Town Councilor Tony Palomba, who is not on the subcommittee but who served on the former Transportation Committee that pushed for the TMA, said he did not like what he was hearing.
“I am a little concerned with how slow it has been going,” Palomba said. “We met in October and we were talking about the shuttle and you said you need a year. We are six months into that year and to be honest there seems to be little progress.”
The decision to start a shuttle or not is up to the TMA Board, not the Town Council. Brooks said that the TMA Board is not likely to go ahead with a shuttle until enough businesses or apartment complexes agree to back it financially.
One apartment complex on Pleasant Street said it would take part in a shuttle. Brooks said she was hopeful she might get two more to join, but no others were willing to commit, which would require paying a share of the operation cost – about $25,000 to $50,00 a year.
Town Councilor Ken Woodland, who is chair of the Economic Development and Planning Committee, said he has been telling residents for years that a shuttle is around the corner, yet it has not arrived.

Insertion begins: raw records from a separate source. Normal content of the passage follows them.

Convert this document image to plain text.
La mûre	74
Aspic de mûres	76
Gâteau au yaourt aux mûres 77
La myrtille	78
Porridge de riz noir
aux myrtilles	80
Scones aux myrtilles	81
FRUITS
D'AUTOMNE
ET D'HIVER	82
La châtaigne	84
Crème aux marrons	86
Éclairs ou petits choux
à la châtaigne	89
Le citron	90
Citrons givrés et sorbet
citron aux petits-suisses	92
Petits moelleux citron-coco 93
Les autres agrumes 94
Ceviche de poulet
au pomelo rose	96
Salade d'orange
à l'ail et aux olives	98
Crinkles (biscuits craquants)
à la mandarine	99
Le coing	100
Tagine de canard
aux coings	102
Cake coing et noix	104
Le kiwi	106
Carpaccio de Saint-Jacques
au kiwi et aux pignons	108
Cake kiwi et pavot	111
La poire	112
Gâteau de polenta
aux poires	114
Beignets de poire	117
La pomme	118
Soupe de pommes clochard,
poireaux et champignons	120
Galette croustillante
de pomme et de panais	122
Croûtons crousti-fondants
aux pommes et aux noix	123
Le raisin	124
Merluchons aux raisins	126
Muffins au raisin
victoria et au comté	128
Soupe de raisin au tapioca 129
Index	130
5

“What should I tell resident of Pleasant Street? Two-and-a-half years ago I told them they would get a shuttle in 8 months,” Woodland said. “It wasn’t clear if we want a shuttle whether we have to pay for it. The point of the shuttle, in my mind, is to reduce traffic.”
Assistant Town Manager Steve Magoon, who sits on the TMA Board as the Town’s representative, said that there are some projects on Pleasant Street that are required to take part in a shuttle as part of the developments’ approval, but they have not been built yet.
Brooks said others have expressed interest, including the City of Newton, but have not yet joined. In the meantime, she said she may look at starting a shuttle on Arsenal Street to the Red Line in Harvard Square by combining with an existing shuttles run by Athenahealth and a planned one for the Linx office building (formerly Verizon).
TransAction has been visiting members and trying to spread information about other programs, such as ride sharing, emergency rides home and a promotion where people who now drive to work can get a free MBTA Pass for two months to see how that works. Brooks visited the Gables apartment complex, Tufts Health Plan, Watertown Mews apartment complex and Athenahealth.
Palomba asked whether it would be worth pushing forward with a pilot to show people how it would work and get people to sign on after it starts. Brooks recommended against doing a 3 month pilot with no guarantee it would continue.
“People want to know they can count on it and if they lose confidence it is really hard to get it back,” Palomba said.
Magoon said that if the Council really wants shuttle to get on the road, the Town could consider paying more for the service.
“Maybe we should look at the Town being the funder of the pilot,” Magoon said.
The TMA Board will be getting two new members, residents who will serve as non-voting members who advise on issues, Brooks said. Magoon said a request for applications from residents will soon go out.